The significance of other metrics in the valuation of a start-up
The investor will also take the time to analyze other metrics to form a view on your start-up evolution trends:
User acquisition velocity:
- How many users have you acquired? And over how much time?
- Is your growth accelerating sharply? And is it indicating an exponential acceleration of your users and therefore of your potential income? This is what the VCs call “Hockey Stick”)
Retaining your users / your product recurrence of use:
- Are you able to maintain your user base?
- Do your active users regularly use your product?
Your product scalability:
- How much will your product cost to accommodate the projected growth?
The mobile app helps optimize these metrics, and therefore, it contributes to the valuation of the start-up in a fundraising framework.
A mobile app remains the most efficient means to spread quickly.
To this day, the mobile app remains the fastest way to reach your users and develop your concept.
It took the radio 38 years to reach 50 million houses. Television, the web, Facebook (via the web) took 13, 4 and 3 years respectively. However, the Angry Birds game took only 35 days!
More recent examples demonstrate the incredible ability to reach one’s audience using the Mobile:
- Super Mario Run has been downloaded 2.85 million times on the first day of its availability
- Pokemon Go has reached hundreds of millions of downloads within a few months
I can already hear someone in the back of the room saying “Yes, but I do not have the strength of Angry Birds, Pokemon Go or Mario Run! “
The recurrence of use is strong on Mobile.

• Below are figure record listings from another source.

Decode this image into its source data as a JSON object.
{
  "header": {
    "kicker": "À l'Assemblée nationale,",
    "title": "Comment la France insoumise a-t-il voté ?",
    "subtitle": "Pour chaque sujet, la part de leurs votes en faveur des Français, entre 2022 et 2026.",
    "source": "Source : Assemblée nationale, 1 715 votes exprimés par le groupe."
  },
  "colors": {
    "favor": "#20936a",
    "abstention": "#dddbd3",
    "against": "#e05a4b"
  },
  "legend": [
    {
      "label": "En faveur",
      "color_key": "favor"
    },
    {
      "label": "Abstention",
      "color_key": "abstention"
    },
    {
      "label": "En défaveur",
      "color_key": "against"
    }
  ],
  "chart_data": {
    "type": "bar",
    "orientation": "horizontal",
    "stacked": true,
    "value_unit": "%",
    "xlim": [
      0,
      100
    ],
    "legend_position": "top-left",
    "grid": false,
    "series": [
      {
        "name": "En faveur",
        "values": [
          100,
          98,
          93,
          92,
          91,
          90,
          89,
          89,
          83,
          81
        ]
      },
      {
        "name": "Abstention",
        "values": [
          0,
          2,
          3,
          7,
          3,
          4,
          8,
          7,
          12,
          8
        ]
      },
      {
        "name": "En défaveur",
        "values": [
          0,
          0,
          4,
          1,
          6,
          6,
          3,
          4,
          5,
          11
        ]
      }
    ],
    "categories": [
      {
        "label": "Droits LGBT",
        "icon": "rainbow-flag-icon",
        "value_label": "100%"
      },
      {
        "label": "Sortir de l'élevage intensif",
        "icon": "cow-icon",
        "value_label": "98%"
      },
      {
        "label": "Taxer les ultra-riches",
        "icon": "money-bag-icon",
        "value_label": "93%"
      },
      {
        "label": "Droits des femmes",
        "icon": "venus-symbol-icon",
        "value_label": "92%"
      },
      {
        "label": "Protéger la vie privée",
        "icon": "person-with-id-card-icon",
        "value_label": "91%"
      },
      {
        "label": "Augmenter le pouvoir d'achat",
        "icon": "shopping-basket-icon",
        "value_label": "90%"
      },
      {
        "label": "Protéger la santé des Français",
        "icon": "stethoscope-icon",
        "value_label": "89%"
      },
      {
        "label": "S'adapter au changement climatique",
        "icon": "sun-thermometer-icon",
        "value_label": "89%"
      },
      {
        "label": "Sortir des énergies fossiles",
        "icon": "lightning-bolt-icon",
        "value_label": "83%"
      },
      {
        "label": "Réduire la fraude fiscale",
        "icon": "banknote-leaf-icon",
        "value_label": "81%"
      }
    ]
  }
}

In 2016, 86% of the time spent on the Mobile Web was generated by apps.
An average mobile user utilizes only a few apps such as Facebook, YouTube, Snapchat, Instagram, etc … Nonetheless, there remains 40% of places to be taken!
Being present in a user’s phone and consequently, in his/her pocket, is a privilege. He/she would be able to connect to your product with minimal effort and under any circumstances (at the office, while travelling …).
Through this means, you can “reactivate” this user in different ways (push notifications or E-Mails for the most conventional levers).
A mobile user is therefore captive … yet extremely demanding. On the mobile, the chances of losing a user following an installation are high (a low value proposition, the app being very heavy, slow or buggy). Uninstalling an app is rarely accompanied by a reinstallation.
According to the previous diagram, once downloaded, your app is 25 -30% likely to stay on the user’s phone after the first day.
The mobile challenge is, therefore, to retain this user by bringing them a strong value proposition and an appropriate experience to tempt them to reuse your product.
A mobile product has a high indigenous scalability.
This may not be the KPI that you will be most attached to during the launch of your start-up, but thinking about scalability from the very early stages of your product development will prevent many pitfalls during its launch and evolution stages.
Here is a simple instance:
When 1,000 users visit your website and do nothing after that, your server receives and sends 1,000 requests, which can quickly increase your costs.
When 1,000 users access your mobile app without doing anything after that, your server receives no requests. *
* Provided that your app does not load any external content once it is launched.
Beyond the valuation aspect in the introduction, you will thereupon understand that the purpose of this article is to show how a mobile app can help you reach your target in an accelerated way, and how to keep it active.
However, the stampede of creating a mobile app without first validating some basic assumptions (about your users, how to reach them, how to retain them …) is not the solution either.
These elements are too often overlooked by start-ups who simply want to realize a “perfect” product from the first shot, including maximum functionalities, in a record time and at the lowest price.